Validating the pivotal role of the immune system in low-dose radiation-induced tumor inhibition in Lewis lung cancer-bearing mice.

Although low-dose radiation (LDR) possesses the two distinct functions of inducing hormesis and adaptive responses, which result in immune enhancement and tumor inhibition, its clinical applications have not yet been elucidated. The major obstacle that hinders the application of LDR in the clinical setting is that the mechanisms underlying induction of tumor inhibition are unclear, and the risks associated with LDR are still unknown. Thus, to overcome this obstacle and elucidate the mechanisms mediating the antitumor effects of LDR, in this study, we established an in vivo lung cancer model to investigate the participation of the immune system in LDR-induced tumor inhibition and validated the pivotal role of the immune system by impairing immunity with high-dose radiation (HDR) of 1 Gy.
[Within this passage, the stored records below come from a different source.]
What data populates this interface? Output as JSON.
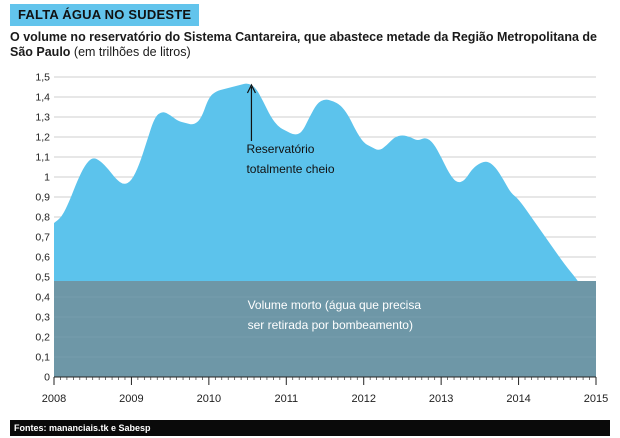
{
  "header": {
    "tag": "FALTA ÁGUA NO SUDESTE",
    "subtitle_bold": "O volume no reservatório do Sistema Cantareira, que abastece metade da Região Metropolitana de São Paulo",
    "subtitle_unit": "(em trilhões de litros)"
  },
  "footer": {
    "source": "Fontes: mananciais.tk e Sabesp"
  },
  "colors": {
    "volume_area": "#5cc3ec",
    "dead_volume": "#6e97a7",
    "background": "#ffffff",
    "grid": "#bfbfbf"
  },
  "chart_data": {
    "type": "area",
    "y_tick_labels": [
      "0",
      "0,1",
      "0,2",
      "0,3",
      "0,4",
      "0,5",
      "0,6",
      "0,7",
      "0,8",
      "0,9",
      "1",
      "1,1",
      "1,2",
      "1,3",
      "1,4",
      "1,5"
    ],
    "x_tick_labels": [
      "2008",
      "2009",
      "2010",
      "2011",
      "2012",
      "2013",
      "2014",
      "2015"
    ],
    "xlim": [
      2008,
      2015
    ],
    "ylim": [
      0,
      1.5
    ],
    "grid": true,
    "series": [
      {
        "x": [
          2008.0,
          2008.1,
          2008.2,
          2008.3,
          2008.4,
          2008.5,
          2008.6,
          2008.7,
          2008.8,
          2008.9,
          2009.0,
          2009.1,
          2009.2,
          2009.3,
          2009.4,
          2009.5,
          2009.6,
          2009.7,
          2009.8,
          2009.9,
          2010.0,
          2010.1,
          2010.2,
          2010.3,
          2010.4,
          2010.5,
          2010.6,
          2010.7,
          2010.8,
          2010.9,
          2011.0,
          2011.1,
          2011.2,
          2011.3,
          2011.4,
          2011.5,
          2011.6,
          2011.7,
          2011.8,
          2011.9,
          2012.0,
          2012.1,
          2012.2,
          2012.3,
          2012.4,
          2012.5,
          2012.6,
          2012.7,
          2012.8,
          2012.9,
          2013.0,
          2013.1,
          2013.2,
          2013.3,
          2013.4,
          2013.5,
          2013.6,
          2013.7,
          2013.8,
          2013.9,
          2014.0,
          2014.2,
          2014.4,
          2014.6,
          2014.75,
          2014.85,
          2015.0
        ],
        "values": [
          0.77,
          0.8,
          0.88,
          0.98,
          1.06,
          1.1,
          1.08,
          1.04,
          0.99,
          0.96,
          0.98,
          1.06,
          1.18,
          1.3,
          1.33,
          1.31,
          1.28,
          1.27,
          1.26,
          1.29,
          1.4,
          1.43,
          1.44,
          1.45,
          1.46,
          1.47,
          1.45,
          1.38,
          1.3,
          1.25,
          1.23,
          1.21,
          1.22,
          1.3,
          1.37,
          1.39,
          1.38,
          1.36,
          1.31,
          1.23,
          1.17,
          1.15,
          1.13,
          1.16,
          1.2,
          1.21,
          1.2,
          1.18,
          1.2,
          1.17,
          1.1,
          1.02,
          0.97,
          0.98,
          1.04,
          1.07,
          1.08,
          1.05,
          0.99,
          0.92,
          0.89,
          0.78,
          0.67,
          0.56,
          0.49,
          0.43,
          0.37
        ]
      }
    ],
    "dead_volume_level": 0.48,
    "annotations": [
      {
        "text_line1": "Reservatório",
        "text_line2": "totalmente cheio",
        "x": 2010.55,
        "y": 1.47
      },
      {
        "text_line1": "Volume morto (água que precisa",
        "text_line2": "ser retirada por bombeamento)",
        "x": 2010.5,
        "y": 0.3
      }
    ]
  }
}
Additionally, the LDR-induced adaptive response of the immune system was also observed by sequential HDR treatment in this mouse model. We found that LDR-activated T cells and natural killer cells and increased the cytotoxicity of splenocytes and the infiltration of T cells in the tumor tissues. In contrast, when immune function was impaired by HDR pretreatment, LDR could not induce tumor inhibition. However, when LDR was administered before HDR, the immunity could be protected from impairment, and tumor growth could be inhibited to some extent, indicating the induction of the immune adaptive response by LDR. Therefore, we demonstrated that immune enhancement played a key role in LDR-induced tumor inhibition. These findings emphasized the importance of the immune response in tumor radiotherapy and may help promote the application of LDR as a novel approach in clinical practice.